Playing with film is easy - take pictures, develop the film, make scans and process them digitally. This hybrid method means you don't need a darkroom or an enlarger until you want to go all-in. I have a simple overview of the entire workflow available here.
In this post, I'll elaborate on how I treat the images once they are scanned and on the computer.
Once a set of black and white negatives is developed and scanned, the digital files can be processed like any other digital image. My scanning is done with a tethered DSLR on a tripod over a light table. Here are the processing steps I usually take:
- I import the images from the tethered image folder (move rather than copy) with a preset that inverts them into positives and decreases saturation to 0. For the inversion I use curves - it is the only way to do it as there is no 'invert image' function like with Photoshop.
- Another import preset adds metadata tags including film type and camera type.
- Because each frame is scanned in the exact same location on the light-table, I can use a 'sync' in the Develop module to crop all the images at once. I usually leave the film border on the image and crop it out of those I intend to print.
- Why leave on the film borders? Because they have frame numbers in case they are needed in the future to match with the physical negatives. They are a visual aid to determining which images are truly film vs digital black and white when scanning through Lightroom. They often look great when left as original borders on an image.
- I shift the exposure to centralize the tones on the histogram.
- Black and white points are adjusted, usually to the extremes.
- If the black point still doesn't clip (remember this is altered by the 'whites' slider after the inversion), I'll use the curves to clip them slightly. This generally takes the image from foggy to clear.
- Luminance can help with a grainy picture, depending on what is desired.
- Some post-crop vignette can help divert attention from the edges of an image.
- I export using various export presets: one of them caps the image size at 1.5 megabytes for web use, another optimizes quality for printing.
Presets are essentially a one-click macro that automatically applies a series of tweaks all at once.
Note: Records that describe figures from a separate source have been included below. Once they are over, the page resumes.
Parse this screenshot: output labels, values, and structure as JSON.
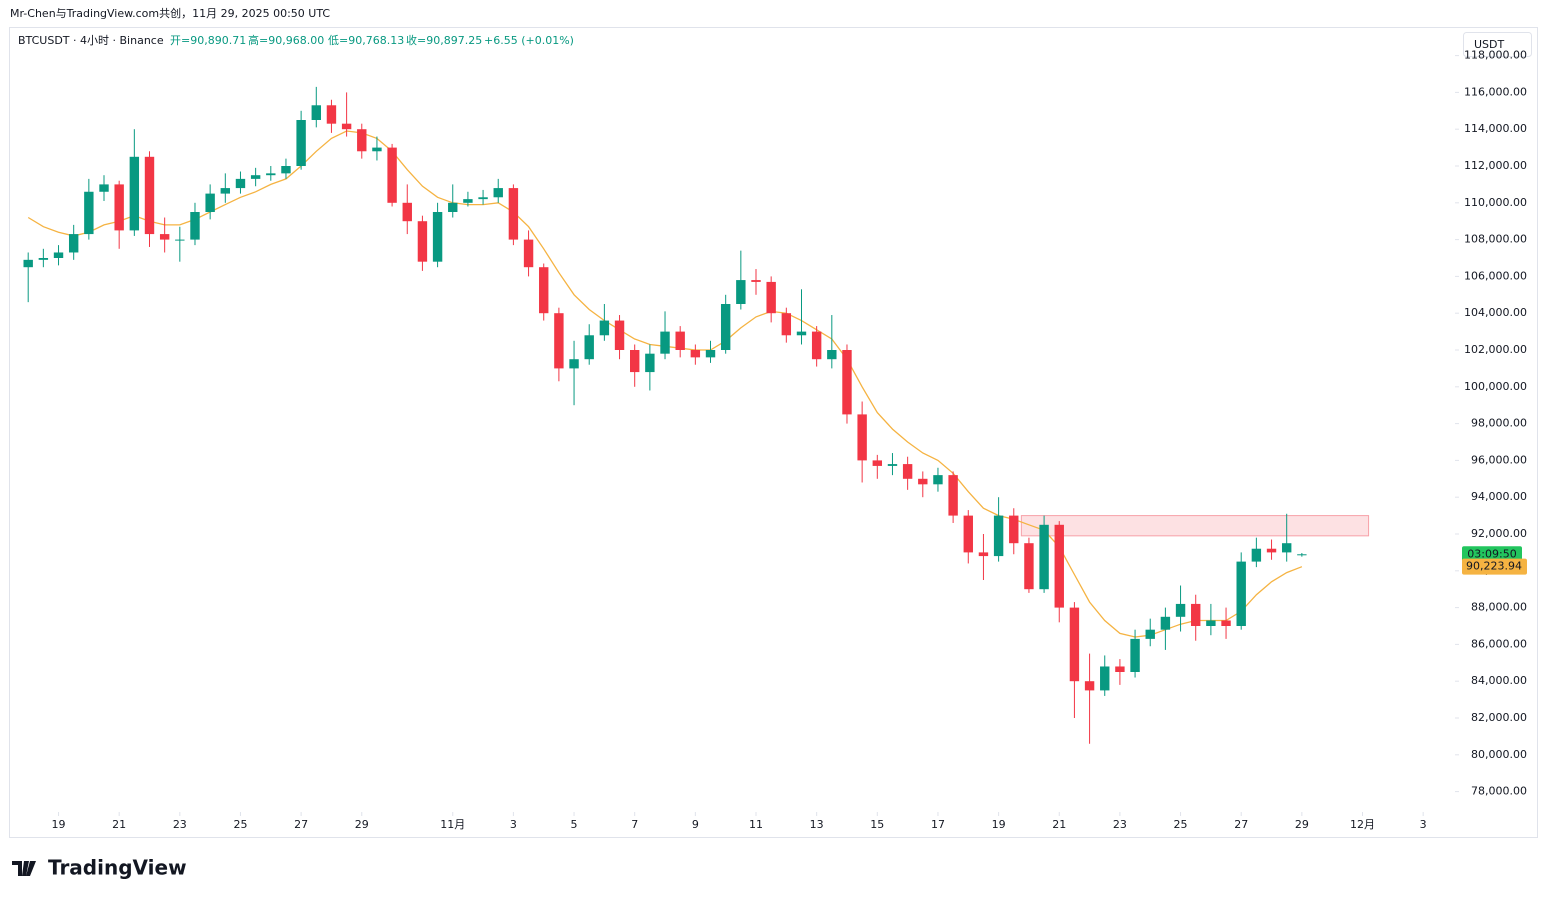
{
  "chart_data": {
    "type": "candlestick",
    "attribution": "Mr-Chen与TradingView.com共创，11月 29, 2025 00:50 UTC",
    "title": "BTCUSDT · 4小时 · Binance",
    "ohlc_legend": [
      "开=90,890.71",
      "高=90,968.00",
      "低=90,768.13",
      "收=90,897.25",
      "+6.55 (+0.01%)"
    ],
    "currency": "USDT",
    "brand": "TradingView",
    "up_color": "#089981",
    "down_color": "#f23645",
    "open": [
      106500,
      106900,
      107000,
      107300,
      108300,
      110600,
      111000,
      108500,
      112500,
      108300,
      108000,
      108000,
      109500,
      110500,
      110800,
      111300,
      111500,
      111600,
      112000,
      114500,
      115300,
      114300,
      114000,
      112800,
      113000,
      110000,
      109000,
      106800,
      109500,
      110000,
      110200,
      110300,
      110800,
      108000,
      106500,
      104000,
      101000,
      101500,
      102800,
      103600,
      102000,
      100800,
      101800,
      103000,
      102000,
      101600,
      102000,
      104500,
      105800,
      105700,
      104000,
      102800,
      103000,
      101500,
      102000,
      98500,
      96000,
      95700,
      95800,
      95000,
      94700,
      95200,
      93000,
      91000,
      90800,
      93000,
      91500,
      89000,
      92500,
      88000,
      84000,
      83500,
      84800,
      84500,
      86300,
      86800,
      87500,
      88200,
      87000,
      87300,
      87000,
      90500,
      91200,
      91000,
      90890.71
    ],
    "high": [
      107300,
      107500,
      107700,
      108800,
      111300,
      111500,
      111200,
      114000,
      112800,
      109200,
      108700,
      110000,
      111000,
      111600,
      111700,
      111900,
      112000,
      112400,
      115000,
      116300,
      115600,
      116000,
      114300,
      113600,
      113200,
      111000,
      109300,
      110000,
      111000,
      110600,
      110700,
      111300,
      111000,
      108500,
      106700,
      104300,
      102500,
      103400,
      104500,
      103900,
      102300,
      102300,
      104100,
      103300,
      102300,
      102500,
      105000,
      107400,
      106400,
      106000,
      104300,
      105300,
      103300,
      103900,
      102300,
      99200,
      96300,
      96400,
      96200,
      95400,
      95600,
      95400,
      93300,
      92000,
      94000,
      93400,
      91800,
      93000,
      92700,
      88300,
      85500,
      85400,
      85200,
      86800,
      87400,
      88000,
      89200,
      88700,
      88200,
      88000,
      91000,
      91800,
      91700,
      93100,
      90968
    ],
    "low": [
      104600,
      106500,
      106600,
      106900,
      108000,
      110100,
      107500,
      108200,
      107600,
      107300,
      106800,
      107700,
      109100,
      110000,
      110500,
      110900,
      111200,
      111300,
      111800,
      114100,
      113800,
      113600,
      112400,
      112300,
      109800,
      108300,
      106300,
      106500,
      109200,
      109800,
      109900,
      110000,
      107700,
      106000,
      103600,
      100300,
      99000,
      101200,
      102500,
      101500,
      100000,
      99800,
      101500,
      101600,
      101200,
      101300,
      101800,
      104200,
      105000,
      103500,
      102400,
      102300,
      101100,
      101000,
      98000,
      94800,
      95000,
      95200,
      94400,
      94000,
      94300,
      92600,
      90400,
      89500,
      90500,
      90900,
      88800,
      88800,
      87200,
      82000,
      80600,
      83200,
      83800,
      84200,
      85900,
      85700,
      86700,
      86200,
      86500,
      86300,
      86800,
      90200,
      90600,
      90500,
      90768.13
    ],
    "close": [
      106900,
      107000,
      107300,
      108300,
      110600,
      111000,
      108500,
      112500,
      108300,
      108000,
      108000,
      109500,
      110500,
      110800,
      111300,
      111500,
      111600,
      112000,
      114500,
      115300,
      114300,
      114000,
      112800,
      113000,
      110000,
      109000,
      106800,
      109500,
      110000,
      110200,
      110300,
      110800,
      108000,
      106500,
      104000,
      101000,
      101500,
      102800,
      103600,
      102000,
      100800,
      101800,
      103000,
      102000,
      101600,
      102000,
      104500,
      105800,
      105700,
      104000,
      102800,
      103000,
      101500,
      102000,
      98500,
      96000,
      95700,
      95800,
      95000,
      94700,
      95200,
      93000,
      91000,
      90800,
      93000,
      91500,
      89000,
      92500,
      88000,
      84000,
      83500,
      84800,
      84500,
      86300,
      86800,
      87500,
      88200,
      87000,
      87300,
      87000,
      90500,
      91200,
      91000,
      91500,
      90897.25
    ],
    "last_price_countdown": "03:09:50",
    "ma": {
      "color": "#f5b342",
      "values": [
        109200,
        108700,
        108400,
        108200,
        108400,
        108800,
        109000,
        109300,
        109000,
        108800,
        108800,
        109100,
        109500,
        109900,
        110300,
        110600,
        111000,
        111300,
        112000,
        112800,
        113500,
        113900,
        113800,
        113500,
        112800,
        111800,
        110900,
        110300,
        110000,
        109900,
        109900,
        110000,
        109500,
        108700,
        107500,
        106200,
        105000,
        104200,
        103600,
        103100,
        102600,
        102300,
        102200,
        102100,
        102000,
        102000,
        102500,
        103200,
        103800,
        104100,
        104000,
        103600,
        103100,
        102600,
        101500,
        100000,
        98600,
        97700,
        97000,
        96400,
        96000,
        95300,
        94300,
        93400,
        93000,
        92800,
        92500,
        92200,
        91300,
        89800,
        88300,
        87300,
        86600,
        86400,
        86500,
        86800,
        87100,
        87300,
        87300,
        87300,
        87800,
        88700,
        89400,
        89900,
        90223.94
      ],
      "last_label": "90,223.94"
    },
    "zone": {
      "x": [
        65.5,
        88.4
      ],
      "y": [
        91900,
        93000
      ],
      "fill": "rgba(242,54,69,0.15)",
      "stroke": "#f7a1a8"
    },
    "xlim": [
      -1.2,
      94.1
    ],
    "xticks": [
      {
        "value": 2,
        "label": "19"
      },
      {
        "value": 6,
        "label": "21"
      },
      {
        "value": 10,
        "label": "23"
      },
      {
        "value": 14,
        "label": "25"
      },
      {
        "value": 18,
        "label": "27"
      },
      {
        "value": 22,
        "label": "29"
      },
      {
        "value": 28,
        "label": "11月"
      },
      {
        "value": 32,
        "label": "3"
      },
      {
        "value": 36,
        "label": "5"
      },
      {
        "value": 40,
        "label": "7"
      },
      {
        "value": 44,
        "label": "9"
      },
      {
        "value": 48,
        "label": "11"
      },
      {
        "value": 52,
        "label": "13"
      },
      {
        "value": 56,
        "label": "15"
      },
      {
        "value": 60,
        "label": "17"
      },
      {
        "value": 64,
        "label": "19"
      },
      {
        "value": 68,
        "label": "21"
      },
      {
        "value": 72,
        "label": "23"
      },
      {
        "value": 76,
        "label": "25"
      },
      {
        "value": 80,
        "label": "27"
      },
      {
        "value": 84,
        "label": "29"
      },
      {
        "value": 88,
        "label": "12月"
      },
      {
        "value": 92,
        "label": "3"
      }
    ],
    "ylim": [
      77000,
      119500
    ],
    "yticks": [
      {
        "value": 78000,
        "label": "78,000.00"
      },
      {
        "value": 80000,
        "label": "80,000.00"
      },
      {
        "value": 82000,
        "label": "82,000.00"
      },
      {
        "value": 84000,
        "label": "84,000.00"
      },
      {
        "value": 86000,
        "label": "86,000.00"
      },
      {
        "value": 88000,
        "label": "88,000.00"
      },
      {
        "value": 90000,
        "label": "90,000.00"
      },
      {
        "value": 92000,
        "label": "92,000.00"
      },
      {
        "value": 94000,
        "label": "94,000.00"
      },
      {
        "value": 96000,
        "label": "96,000.00"
      },
      {
        "value": 98000,
        "label": "98,000.00"
      },
      {
        "value": 100000,
        "label": "100,000.00"
      },
      {
        "value": 102000,
        "label": "102,000.00"
      },
      {
        "value": 104000,
        "label": "104,000.00"
      },
      {
        "value": 106000,
        "label": "106,000.00"
      },
      {
        "value": 108000,
        "label": "108,000.00"
      },
      {
        "value": 110000,
        "label": "110,000.00"
      },
      {
        "value": 112000,
        "label": "112,000.00"
      },
      {
        "value": 114000,
        "label": "114,000.00"
      },
      {
        "value": 116000,
        "label": "116,000.00"
      },
      {
        "value": 118000,
        "label": "118,000.00"
      }
    ]
  }
}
Other than the ones I use on import/export, general developing presets can be tricky to use if they were developed for regular digital images.
I got the chance to test some commercial Lightroom presets from Sleeklens (find them here) and found that if any presets used the tone curve, they reset the image back into a negative. Another side effect is that any colour corrections are inverted, too. So any sun or warming brushes turn into cold blue tones on my inverted negatives. The Sleeklens presets work well with conventional digital images, so I think it is unfair to judge their presets as a part of this very specialized workflow.
It seems there is a gap in the market for those using Lightroom presets for images originating on negative film. If there is the demand, I can make my simple import and export presets available.
- Lightroom has no 'invert image' function. The inversion must be achieved with curves.
- A number of sliders are reversed once the negative is made positive with curves. Exposure is back to front, as are the blacks and whites sliders.
- I still haven't figured out how to deal with the highlight and shadow sliders on an inverted image. They can be unpredictable, especially the highlights.
- The adjustment brush auto-mask function doesn't seem to work well with my images - maybe because of the grain, or because they have been inverted. Auto-mask usually works fine on my conventional digital images.
- Because I leave the film borders on each image, it can confuse the auto-transform function when trying to correct for perspective. I have to rely on manual corections.
- The negative origin of the image seems to confuse the spot heal tool, too. It seems to pick sample areas that are not at all similar to the heal area.
- Lightroom won't do face recognition on an image inverted from a negative.